Berangkat dari penjelasan singkat di atas, maka sangatlah
penting bagi umat Islam untuk memahami dan mempelajari hadits (As-Sunnah) ini, agar
dapat menentukan mana hadits yang dapat menjadi landasan hukum, pedoman hidup,
dan petunjuk arah dalam berbagai persoalan yang dihadapi umat manusia.

1.2. Rumusan Masalah

 

1. Apa pengertian ilmu hadits?

2. Apa saja yang menjadi pokok bahasan dalam ilmu hadits?

3. Bagaimana pembagian ilmu hadits?

4. Istilah-istilah dasar dalam ilmu hadits?

5. Seperti apa klasifikasi ilmu hadits?

1.3. Tujuan Penulisan

 

1. Mengetahui pengertian ilmu hadits.

2. Untuk dapat mengetahui apa saja yang menjadi pokok
bahasan dalam ilmu hadits.

3. Agar mengerti pembagian ilmu hadits.

4. Agar dapat menguasai istilah-istilah dasar dalam ilmu
hadits.

5. Untuk mengetahui klasifikasi ilmu hadits.

BAB II
PEMBAHASAN

 

 2.1. Pengertian Ilmu hadits

Ilmu hadits adalah ilmu yang membahas kaidah-kaidah mempelajari
As-Sunnah untuk mengetahui kedudukan sanad dan matan, apakah
diterima atau ditolak. Situs wikipedia menyatakan bahwa makna hadits secara
harfiah berarti perkataan, perbuatan, atau ketetapan Rasulullah saw. Dengan
demikian ilmu  Al-Hadits adalah ilmu-ilmu
yang mempelajari tentang perkataan, perbuatan, atau ketetapan Rasulullah saw.

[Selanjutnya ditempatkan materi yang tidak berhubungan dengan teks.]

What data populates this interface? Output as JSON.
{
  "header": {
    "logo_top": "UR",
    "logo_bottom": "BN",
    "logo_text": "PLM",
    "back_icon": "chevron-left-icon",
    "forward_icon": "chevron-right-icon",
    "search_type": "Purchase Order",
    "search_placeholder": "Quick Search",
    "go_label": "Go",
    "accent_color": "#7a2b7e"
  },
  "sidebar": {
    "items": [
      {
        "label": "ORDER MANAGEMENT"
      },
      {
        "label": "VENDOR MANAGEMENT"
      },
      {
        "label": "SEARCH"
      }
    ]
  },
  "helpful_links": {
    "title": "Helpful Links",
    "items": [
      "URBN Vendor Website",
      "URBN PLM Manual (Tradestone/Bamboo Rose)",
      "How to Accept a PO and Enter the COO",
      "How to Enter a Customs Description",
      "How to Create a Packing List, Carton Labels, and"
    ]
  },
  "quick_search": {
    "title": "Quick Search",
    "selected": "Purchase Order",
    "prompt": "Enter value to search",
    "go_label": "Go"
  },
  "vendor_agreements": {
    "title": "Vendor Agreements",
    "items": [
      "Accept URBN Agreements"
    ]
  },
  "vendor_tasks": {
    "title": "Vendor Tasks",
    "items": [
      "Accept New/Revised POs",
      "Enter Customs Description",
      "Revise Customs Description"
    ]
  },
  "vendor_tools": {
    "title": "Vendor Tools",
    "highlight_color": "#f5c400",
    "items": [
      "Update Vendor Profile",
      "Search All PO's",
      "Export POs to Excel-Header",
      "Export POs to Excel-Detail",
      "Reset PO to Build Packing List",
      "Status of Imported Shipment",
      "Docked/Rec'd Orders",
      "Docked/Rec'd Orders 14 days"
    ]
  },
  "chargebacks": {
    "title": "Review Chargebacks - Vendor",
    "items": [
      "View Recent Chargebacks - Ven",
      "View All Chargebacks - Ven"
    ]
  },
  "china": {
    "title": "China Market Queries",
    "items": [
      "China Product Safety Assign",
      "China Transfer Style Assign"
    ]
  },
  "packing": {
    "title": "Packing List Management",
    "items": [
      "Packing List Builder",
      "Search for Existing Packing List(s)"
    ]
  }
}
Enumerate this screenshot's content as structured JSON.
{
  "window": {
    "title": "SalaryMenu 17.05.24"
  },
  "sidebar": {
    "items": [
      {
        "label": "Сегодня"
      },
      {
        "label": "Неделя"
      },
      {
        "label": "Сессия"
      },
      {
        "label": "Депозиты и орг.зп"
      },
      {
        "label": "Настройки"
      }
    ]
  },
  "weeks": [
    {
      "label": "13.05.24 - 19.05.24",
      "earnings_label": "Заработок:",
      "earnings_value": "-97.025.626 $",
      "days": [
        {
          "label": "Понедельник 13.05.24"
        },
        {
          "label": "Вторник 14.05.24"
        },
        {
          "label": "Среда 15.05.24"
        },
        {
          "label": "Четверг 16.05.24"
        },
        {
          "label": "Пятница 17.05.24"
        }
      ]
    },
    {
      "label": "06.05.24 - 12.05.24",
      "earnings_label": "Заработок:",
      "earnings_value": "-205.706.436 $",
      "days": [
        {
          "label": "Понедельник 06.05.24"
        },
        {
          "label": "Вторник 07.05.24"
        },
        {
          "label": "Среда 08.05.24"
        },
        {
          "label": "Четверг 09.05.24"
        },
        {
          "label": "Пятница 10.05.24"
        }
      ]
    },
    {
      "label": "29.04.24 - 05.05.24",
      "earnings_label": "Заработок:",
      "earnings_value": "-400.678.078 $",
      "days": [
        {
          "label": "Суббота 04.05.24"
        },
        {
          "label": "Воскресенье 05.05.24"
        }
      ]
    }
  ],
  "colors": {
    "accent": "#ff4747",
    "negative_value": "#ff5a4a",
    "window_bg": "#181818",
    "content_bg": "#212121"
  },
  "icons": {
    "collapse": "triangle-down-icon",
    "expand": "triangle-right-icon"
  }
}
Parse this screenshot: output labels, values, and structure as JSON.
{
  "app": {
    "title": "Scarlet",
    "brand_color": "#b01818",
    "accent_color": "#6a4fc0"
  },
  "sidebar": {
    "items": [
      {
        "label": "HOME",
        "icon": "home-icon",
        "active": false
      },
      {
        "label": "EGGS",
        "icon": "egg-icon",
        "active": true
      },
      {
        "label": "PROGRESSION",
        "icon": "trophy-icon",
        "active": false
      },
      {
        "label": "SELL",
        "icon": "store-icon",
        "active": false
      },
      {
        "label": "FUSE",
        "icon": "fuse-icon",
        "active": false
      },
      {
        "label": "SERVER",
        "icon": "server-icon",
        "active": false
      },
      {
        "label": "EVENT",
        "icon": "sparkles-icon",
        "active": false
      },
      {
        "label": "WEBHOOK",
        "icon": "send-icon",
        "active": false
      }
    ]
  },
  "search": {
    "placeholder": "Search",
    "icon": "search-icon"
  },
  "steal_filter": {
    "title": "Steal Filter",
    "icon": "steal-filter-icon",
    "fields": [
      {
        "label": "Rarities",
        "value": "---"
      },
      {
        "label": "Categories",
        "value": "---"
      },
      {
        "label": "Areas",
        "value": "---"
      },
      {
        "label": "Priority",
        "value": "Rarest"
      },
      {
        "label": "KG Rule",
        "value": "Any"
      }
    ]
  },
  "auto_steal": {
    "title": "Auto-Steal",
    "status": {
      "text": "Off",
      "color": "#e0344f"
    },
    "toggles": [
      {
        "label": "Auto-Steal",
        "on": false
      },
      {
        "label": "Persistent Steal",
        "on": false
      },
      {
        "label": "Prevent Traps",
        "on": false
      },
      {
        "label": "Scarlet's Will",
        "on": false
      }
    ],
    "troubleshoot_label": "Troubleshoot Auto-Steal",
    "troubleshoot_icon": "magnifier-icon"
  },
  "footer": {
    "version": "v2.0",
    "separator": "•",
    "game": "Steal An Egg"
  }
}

Menurut Tengku Muhammad Hasbi Ash-Shiddieqy, Al-Hadits adalah
ilmu yang berpautan dengan hadits(As-sunah), banyak ragam macamnya. Sedangkan
Al-Hadits di kalangan ulama hadits berarti “segala sesuatu yang disandarkan
kepada Nabi dari perbuatan, perkataan, taqir, atau sifat”. Hal ini sejalan
dengan pengertian hadits yang dikemukakan dalam buku Musthalahul Hadits,
yang berarti segala sesuatu yang disandarkan kepada Nabi, baik berupa
perkataan, perbuatan, taqrir (persetujuan), atau sifat.

2.2. Pokok Bahasan Ilmu Hadits

 

1. Hadits, Khabar, Atsar, dan Hadits Qudsi

a. Hadits adalah segala sesuatu yang disandarkan
kepada Nabi, baik berupa perkataan, perbuatan, taqrir (persetujuan), atau sifat
beliau.

b. Khabar semakna dengan hadits, sehingga memiliki
definisi yang sama dengan hadits. Pendapat lain menyatakan, bahwa khabar adalah
segala sesuatu yang disandarkan kepada Nabi dan juga kepada selain beliau (para
sahabat). Dengan demikian, definisi khabar lebih umum dan memiliki cakupan yang
lebih luas daripada hadits.

c. Atsar adalah segala sesuatu yang disandarkan
kepada seorang shahabat atau tabi’in. Terkadang, atsar juga didefinisikan
dengan segala sesuatu yang disandarkan kepada Nabi. Namun, penyebutannya harus
diberi taqyid (catatan), bahwa hal itu berasal dari beliau, seperti layaknya
ucapan beliau.

d. Hadits Qudsi adalah hadits yang diriwayatkan oleh
Nabi saw. dari Allah SWT. Hadits Qudsi disebut juga dengan Hadits
Rabbani/Ilahi
.

 

Contoh Hadits Qudsi adalah:

Nabi bersabda bahwa Allah berfirman;

“Aku menurut persangkaan hamba-Ku terhadap-Ku dan Aku
beersamanya ketika dia mengingat-Ku. Jika dia mengingat-Ku dalam dirinya, Aku
mengingatnya dalam diri-Ku. Jika dia mengingat-Ku di kumpulan orang banyak, Aku
mengingatnya di kumpulan orang banyak yang lebih baik dari mereka.”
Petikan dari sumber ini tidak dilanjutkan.